Show that, in the year $1996$, no one could claim on his birthday, that his age was the sum of the digits of the year, in which, he was born.
My attempt:- Suppose a person born in the year $19\bar{cd}$ claims that his age ,in $1996$ , is equal to the sum of the digits of $19\bar{cd}$. This implies that $$1996-19\bar{cd}=1+9+c+d$$ Therefore, We can write $$96-\bar{cd}=10+c+d$$ This implies that $$96-10c-d=10+c+d$$ Which reduces to $$11c+2d=86$$ It is easily checked that no $c,d$ satisfying $0 \le c,d\le9$ satisfy the above linear diophantine equation. Hence the result. Does this look correct?(I think ,not) .
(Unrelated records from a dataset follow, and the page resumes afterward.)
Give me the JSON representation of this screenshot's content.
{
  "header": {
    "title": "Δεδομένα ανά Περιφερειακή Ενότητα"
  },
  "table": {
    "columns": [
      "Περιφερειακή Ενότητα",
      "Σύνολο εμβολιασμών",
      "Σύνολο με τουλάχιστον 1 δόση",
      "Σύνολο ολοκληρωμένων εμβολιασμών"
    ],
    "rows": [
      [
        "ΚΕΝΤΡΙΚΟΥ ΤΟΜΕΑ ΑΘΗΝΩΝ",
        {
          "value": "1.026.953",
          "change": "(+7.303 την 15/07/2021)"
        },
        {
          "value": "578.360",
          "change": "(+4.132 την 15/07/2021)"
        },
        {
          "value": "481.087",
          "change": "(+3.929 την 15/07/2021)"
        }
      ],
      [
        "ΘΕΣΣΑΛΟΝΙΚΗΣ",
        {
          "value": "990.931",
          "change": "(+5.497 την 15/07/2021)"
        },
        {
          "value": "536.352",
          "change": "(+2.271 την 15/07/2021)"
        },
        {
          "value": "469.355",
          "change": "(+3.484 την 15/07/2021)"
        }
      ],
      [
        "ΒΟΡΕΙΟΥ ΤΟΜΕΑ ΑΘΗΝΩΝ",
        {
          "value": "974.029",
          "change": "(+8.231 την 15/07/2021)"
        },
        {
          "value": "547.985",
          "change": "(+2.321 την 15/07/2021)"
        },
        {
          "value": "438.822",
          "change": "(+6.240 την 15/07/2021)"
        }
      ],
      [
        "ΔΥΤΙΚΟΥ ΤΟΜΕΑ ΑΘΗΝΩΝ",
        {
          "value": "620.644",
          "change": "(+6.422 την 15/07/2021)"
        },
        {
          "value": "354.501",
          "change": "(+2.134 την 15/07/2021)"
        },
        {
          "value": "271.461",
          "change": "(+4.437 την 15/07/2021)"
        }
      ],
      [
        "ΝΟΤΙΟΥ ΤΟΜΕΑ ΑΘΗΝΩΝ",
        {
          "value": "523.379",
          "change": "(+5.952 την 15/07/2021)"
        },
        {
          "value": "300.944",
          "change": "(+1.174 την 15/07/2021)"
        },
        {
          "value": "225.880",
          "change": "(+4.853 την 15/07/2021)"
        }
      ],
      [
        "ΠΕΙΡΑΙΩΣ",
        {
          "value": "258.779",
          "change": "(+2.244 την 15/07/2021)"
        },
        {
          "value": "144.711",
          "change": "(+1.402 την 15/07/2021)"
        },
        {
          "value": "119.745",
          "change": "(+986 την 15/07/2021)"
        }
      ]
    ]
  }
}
P.S. We do not consider the years $18..$ ,$17..$ etc. As the largest sum(of digits) possible for any four digit number is 36...
Using trial and error , one can find that (0,43) are the solutions of the given diophantine equation.
Hence the general values of x and y are:
$$C = 2t $$
$$D = 43-11t$$
for positive values of x and y : $$t< 4$$
and the possible pairs of positive c and d are $(2,32),(4,21)$ and $(6,10).$
But Since c,d < 10 (They Are Digits), There Is no possible solution.